Kuo Chen-Hua, Wang Jung-Hao, Lee Gwo-Bin
Department of Engineering Science, National Cheng Kung University, Tainan, Taiwan.
Electrophoresis. 2009 Sep;30(18):3228-35. doi: 10.1002/elps.200900112.
A simple, sequential DNA pre-concentration and separation method by using a micro-CE chip integrated with a normally closed valve, which is activated by pneumatic suction, has been developed. The CE chip is fabricated using PDMS. A surface treatment technique for coating a polymer bilayer with an anionic charge is applied to modify the surface of the microchannel. A normally closed valve with anionic surface charges forms a nanoscale channel that only allows the passage of electric current but traps the DNA samples so that they are pre-concentrated. After the pre-concentration step, a pneumatic suction force is applied to the normally closed valve. This presses down the valve membrane, which reconnects the channels. The DNA samples are then moved into a separation channel for further separation and analysis. Successful DNA pre-concentration and separation has been achieved. Fluorescent intensity at the pre-concentration area is increased by approximately 3570 times within 1.9 min of operation. The signals from the separation of phiX174 DNA/HaeIII markers are enhanced approximately 41 times after 100 s of pre-concentration time, as compared with the results using a traditional cross-shaped micro-CE chip. These results clearly demonstrate that successful DNA pre-concentration for signal enhancement and separation analysis can be performed by using this new micro-CE chip.

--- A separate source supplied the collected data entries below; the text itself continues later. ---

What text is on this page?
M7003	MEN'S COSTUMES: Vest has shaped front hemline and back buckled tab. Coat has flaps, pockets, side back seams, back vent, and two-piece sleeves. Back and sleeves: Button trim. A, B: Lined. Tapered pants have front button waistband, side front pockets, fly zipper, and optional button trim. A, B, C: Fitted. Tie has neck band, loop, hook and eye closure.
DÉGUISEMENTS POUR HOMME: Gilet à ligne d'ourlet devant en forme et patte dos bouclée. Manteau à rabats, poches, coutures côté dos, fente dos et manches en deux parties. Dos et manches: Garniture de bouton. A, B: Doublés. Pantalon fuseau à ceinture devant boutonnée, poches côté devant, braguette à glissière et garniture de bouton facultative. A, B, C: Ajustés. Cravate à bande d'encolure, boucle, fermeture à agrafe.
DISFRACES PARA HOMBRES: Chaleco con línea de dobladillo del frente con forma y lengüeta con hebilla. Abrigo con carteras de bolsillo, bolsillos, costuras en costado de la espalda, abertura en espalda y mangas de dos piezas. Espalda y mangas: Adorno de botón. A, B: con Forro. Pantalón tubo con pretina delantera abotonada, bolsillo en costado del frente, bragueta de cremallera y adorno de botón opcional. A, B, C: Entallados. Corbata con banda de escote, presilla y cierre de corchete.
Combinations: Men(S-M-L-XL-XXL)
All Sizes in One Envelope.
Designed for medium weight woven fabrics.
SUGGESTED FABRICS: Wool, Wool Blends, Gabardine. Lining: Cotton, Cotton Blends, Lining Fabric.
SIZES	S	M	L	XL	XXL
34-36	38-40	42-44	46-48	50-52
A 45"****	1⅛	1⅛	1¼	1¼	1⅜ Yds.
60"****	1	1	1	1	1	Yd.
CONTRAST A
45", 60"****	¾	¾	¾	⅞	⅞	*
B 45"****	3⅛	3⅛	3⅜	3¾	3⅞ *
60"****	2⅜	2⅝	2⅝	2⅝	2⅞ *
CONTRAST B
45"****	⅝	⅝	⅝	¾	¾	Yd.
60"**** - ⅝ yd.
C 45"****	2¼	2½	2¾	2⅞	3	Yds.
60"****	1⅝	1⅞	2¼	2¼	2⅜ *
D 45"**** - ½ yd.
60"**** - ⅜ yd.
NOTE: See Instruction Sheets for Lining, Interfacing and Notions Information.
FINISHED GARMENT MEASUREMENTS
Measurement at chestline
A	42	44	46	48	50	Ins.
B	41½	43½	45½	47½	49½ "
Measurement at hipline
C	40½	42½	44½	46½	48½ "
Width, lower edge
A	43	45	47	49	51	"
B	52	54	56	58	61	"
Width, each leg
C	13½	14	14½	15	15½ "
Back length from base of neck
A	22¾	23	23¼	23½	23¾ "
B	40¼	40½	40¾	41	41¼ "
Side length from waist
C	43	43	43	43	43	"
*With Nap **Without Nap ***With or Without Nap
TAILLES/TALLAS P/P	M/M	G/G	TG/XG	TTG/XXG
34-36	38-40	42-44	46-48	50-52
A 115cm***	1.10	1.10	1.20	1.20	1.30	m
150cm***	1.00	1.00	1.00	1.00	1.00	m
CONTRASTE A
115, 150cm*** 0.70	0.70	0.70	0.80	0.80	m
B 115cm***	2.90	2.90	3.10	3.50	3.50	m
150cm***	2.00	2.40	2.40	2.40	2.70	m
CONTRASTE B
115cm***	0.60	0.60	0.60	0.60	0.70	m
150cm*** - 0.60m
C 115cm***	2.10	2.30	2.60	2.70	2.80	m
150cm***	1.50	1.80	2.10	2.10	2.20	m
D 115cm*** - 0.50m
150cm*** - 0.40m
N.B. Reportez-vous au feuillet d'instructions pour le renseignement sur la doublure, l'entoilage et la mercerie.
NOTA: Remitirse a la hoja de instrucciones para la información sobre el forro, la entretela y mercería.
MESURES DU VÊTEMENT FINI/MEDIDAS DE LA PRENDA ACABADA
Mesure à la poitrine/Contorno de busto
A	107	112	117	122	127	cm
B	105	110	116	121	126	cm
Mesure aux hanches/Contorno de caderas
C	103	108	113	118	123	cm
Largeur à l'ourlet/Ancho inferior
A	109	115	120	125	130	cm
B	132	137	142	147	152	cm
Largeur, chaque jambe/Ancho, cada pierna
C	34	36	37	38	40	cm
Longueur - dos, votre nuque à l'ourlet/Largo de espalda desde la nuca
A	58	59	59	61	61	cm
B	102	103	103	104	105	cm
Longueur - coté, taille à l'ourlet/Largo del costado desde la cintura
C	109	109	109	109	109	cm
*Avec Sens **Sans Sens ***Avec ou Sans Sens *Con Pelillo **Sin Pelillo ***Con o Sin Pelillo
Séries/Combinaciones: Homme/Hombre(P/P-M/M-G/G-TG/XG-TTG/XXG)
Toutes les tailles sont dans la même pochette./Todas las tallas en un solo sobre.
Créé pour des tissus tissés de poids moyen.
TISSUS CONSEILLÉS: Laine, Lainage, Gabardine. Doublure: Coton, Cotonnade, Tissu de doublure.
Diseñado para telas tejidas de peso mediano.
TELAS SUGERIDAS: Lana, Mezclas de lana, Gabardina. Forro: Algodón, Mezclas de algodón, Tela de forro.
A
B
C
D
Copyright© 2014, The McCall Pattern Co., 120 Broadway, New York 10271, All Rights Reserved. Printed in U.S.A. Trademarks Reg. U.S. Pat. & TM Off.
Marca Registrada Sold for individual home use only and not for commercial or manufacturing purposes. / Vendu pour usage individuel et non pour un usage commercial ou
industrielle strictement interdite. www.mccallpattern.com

已经开发出一种简单的、连续的DNA预浓缩和分离方法,该方法使用集成有常闭阀的微流控芯片,该阀由气动抽吸激活。该微流控芯片采用聚二甲基硅氧烷(PDMS)制造。应用一种用于涂覆带阴离子电荷的聚合物双层的表面处理技术来修饰微通道的表面。具有阴离子表面电荷的常闭阀形成一个纳米级通道,该通道仅允许电流通过,但捕获DNA样品,从而对其进行预浓缩。在预浓缩步骤之后,对常闭阀施加气动吸力。这会压下阀膜,重新连接通道。然后将DNA样品移入分离通道进行进一步的分离和分析。已成功实现DNA的预浓缩和分离。在1.9分钟的操作时间内,预浓缩区域的荧光强度增加了约3570倍。与使用传统十字形微流控芯片的结果相比,在预浓缩100秒后,phiX174 DNA/HaeIII标记物分离的信号增强了约41倍。这些结果清楚地表明,使用这种新型微流控芯片可以成功地进行DNA预浓缩以增强信号并进行分离分析。